Read the threads in this section, and you will find mentions of many products from vendors who can have those same products to you in 2-3 days. Pressure Tek, Extreme Solutions, Rowlett Pressure Cleaning to name a few. (Sorry if I left anyone out)

I used F-18 from Pressure Tek, followed by oxalic acid to neutralize. If you go the route of caustics and acids, be sure you know what you're doing. They can hurt you, and damage surrounding structures, windows, and plants. I'm just not certain you can learn all you need from reading a few posts here. Call whatever vendor you choose, and let them help you. They all will spend whatever time it takes to be certain that you can work safely and effectively.

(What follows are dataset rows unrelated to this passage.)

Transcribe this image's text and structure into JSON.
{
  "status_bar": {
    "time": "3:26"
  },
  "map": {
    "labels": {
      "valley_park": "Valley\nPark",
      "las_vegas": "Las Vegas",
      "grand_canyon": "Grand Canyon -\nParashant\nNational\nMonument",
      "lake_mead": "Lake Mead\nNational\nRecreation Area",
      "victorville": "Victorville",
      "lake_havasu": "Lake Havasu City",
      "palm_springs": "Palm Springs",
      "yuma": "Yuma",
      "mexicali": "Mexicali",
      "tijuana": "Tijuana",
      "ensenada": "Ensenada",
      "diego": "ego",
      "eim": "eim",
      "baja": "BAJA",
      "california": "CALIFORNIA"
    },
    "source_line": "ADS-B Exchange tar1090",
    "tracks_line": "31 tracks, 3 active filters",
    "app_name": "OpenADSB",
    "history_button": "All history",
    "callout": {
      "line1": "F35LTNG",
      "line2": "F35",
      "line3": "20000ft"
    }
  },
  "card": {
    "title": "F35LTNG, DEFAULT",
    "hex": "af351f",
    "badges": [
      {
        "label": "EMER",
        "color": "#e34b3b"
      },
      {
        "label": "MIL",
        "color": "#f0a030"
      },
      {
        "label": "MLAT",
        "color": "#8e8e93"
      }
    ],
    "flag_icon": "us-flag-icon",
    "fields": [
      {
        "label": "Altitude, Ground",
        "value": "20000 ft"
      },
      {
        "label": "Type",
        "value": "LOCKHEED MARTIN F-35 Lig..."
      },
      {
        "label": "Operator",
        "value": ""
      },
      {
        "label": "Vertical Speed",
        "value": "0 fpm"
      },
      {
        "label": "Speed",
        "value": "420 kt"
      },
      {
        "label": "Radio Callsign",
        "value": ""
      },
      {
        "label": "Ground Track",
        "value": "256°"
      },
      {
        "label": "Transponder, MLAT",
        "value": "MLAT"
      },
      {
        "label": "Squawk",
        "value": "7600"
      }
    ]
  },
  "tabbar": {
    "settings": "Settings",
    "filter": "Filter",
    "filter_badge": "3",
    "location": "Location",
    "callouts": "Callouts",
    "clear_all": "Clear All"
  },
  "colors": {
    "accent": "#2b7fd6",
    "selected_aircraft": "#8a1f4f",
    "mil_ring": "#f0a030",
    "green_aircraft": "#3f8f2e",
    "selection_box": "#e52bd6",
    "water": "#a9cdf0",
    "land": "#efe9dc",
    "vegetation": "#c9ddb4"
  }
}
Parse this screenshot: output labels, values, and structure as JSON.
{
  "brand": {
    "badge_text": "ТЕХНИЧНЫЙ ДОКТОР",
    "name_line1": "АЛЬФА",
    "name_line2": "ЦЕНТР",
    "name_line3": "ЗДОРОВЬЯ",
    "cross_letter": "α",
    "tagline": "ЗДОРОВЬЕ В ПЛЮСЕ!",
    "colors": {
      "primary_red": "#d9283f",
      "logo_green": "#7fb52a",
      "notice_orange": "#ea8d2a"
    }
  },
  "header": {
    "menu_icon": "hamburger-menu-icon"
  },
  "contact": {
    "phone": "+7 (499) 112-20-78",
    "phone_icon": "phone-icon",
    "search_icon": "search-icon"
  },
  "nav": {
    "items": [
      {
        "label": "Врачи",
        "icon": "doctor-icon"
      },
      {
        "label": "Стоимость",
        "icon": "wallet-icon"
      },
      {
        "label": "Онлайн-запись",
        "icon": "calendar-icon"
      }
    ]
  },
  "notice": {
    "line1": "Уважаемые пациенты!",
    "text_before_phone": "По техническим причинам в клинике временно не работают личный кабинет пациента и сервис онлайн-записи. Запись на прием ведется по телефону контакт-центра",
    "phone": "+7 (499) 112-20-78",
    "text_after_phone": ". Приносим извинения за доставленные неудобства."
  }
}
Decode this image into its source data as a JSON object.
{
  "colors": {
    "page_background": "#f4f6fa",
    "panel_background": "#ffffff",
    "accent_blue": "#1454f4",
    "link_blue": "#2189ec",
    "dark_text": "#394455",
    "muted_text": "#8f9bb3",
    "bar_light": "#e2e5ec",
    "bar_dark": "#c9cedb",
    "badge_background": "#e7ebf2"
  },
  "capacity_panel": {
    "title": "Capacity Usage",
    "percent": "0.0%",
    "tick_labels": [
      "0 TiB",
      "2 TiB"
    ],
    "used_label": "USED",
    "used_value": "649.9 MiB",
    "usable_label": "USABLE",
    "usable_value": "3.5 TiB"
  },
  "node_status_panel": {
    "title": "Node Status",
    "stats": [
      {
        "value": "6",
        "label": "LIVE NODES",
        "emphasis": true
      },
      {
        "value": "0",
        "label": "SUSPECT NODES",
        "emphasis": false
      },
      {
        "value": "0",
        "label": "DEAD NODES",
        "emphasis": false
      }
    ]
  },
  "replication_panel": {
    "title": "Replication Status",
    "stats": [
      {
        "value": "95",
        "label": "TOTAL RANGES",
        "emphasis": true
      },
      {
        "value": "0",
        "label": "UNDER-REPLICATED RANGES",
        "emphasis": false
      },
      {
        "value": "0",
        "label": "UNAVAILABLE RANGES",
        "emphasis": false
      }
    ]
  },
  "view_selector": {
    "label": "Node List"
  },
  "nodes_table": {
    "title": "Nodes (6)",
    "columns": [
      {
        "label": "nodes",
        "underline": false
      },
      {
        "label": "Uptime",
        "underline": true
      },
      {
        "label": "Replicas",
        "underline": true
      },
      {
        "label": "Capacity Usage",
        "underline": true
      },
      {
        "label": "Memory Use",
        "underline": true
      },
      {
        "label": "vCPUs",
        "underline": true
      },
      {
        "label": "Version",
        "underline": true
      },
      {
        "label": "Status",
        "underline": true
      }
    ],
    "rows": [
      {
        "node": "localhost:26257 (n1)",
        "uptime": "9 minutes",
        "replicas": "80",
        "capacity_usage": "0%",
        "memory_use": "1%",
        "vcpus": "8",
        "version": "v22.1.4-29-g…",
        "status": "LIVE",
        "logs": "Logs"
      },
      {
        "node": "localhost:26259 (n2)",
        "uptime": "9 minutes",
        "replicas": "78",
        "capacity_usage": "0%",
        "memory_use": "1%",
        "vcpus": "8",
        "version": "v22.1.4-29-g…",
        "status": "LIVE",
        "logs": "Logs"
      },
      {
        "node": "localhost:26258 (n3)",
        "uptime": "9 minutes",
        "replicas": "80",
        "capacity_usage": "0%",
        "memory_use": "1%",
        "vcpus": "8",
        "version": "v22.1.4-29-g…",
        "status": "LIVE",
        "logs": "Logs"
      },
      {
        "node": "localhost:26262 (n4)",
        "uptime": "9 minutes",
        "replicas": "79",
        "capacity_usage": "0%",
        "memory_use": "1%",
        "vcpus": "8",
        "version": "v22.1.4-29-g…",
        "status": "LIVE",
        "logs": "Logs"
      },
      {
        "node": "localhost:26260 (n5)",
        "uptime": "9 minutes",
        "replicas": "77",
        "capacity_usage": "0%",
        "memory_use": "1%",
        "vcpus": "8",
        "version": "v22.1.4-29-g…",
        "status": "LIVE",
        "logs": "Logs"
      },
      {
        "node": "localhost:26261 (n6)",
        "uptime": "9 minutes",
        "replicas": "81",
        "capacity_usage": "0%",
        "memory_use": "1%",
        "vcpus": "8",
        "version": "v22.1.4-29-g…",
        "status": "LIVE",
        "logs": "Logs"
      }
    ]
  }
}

As for that deck...that's just water on it in the second pic. The customer wanted clear, but I told them it would just gray again if we went with that. I ended up using Sherwin-William Deckscapes Cedar Toner, and the customer loved it, although I can't help but think that there is something out there that might have let more grain show through, yet still prevented the wood from graying. Maybe RS Natural Cedar??? Anyway, if anyone reading has any suggestions on a finish for this type of wood, feel free to chime in. I haven't really found anything that does it justice.

Lastly, I am far from the guru of decks/fences here, or anywhere else. I shoot for about 30 a year, and am in my fourth year at it. There are guys here who do that many a month, and they have forgotten more that I know about it. Don't rush into anything. Spend some time reading every thread here you can find and you will prevent costly mistakes or damage to yourself or a customers property.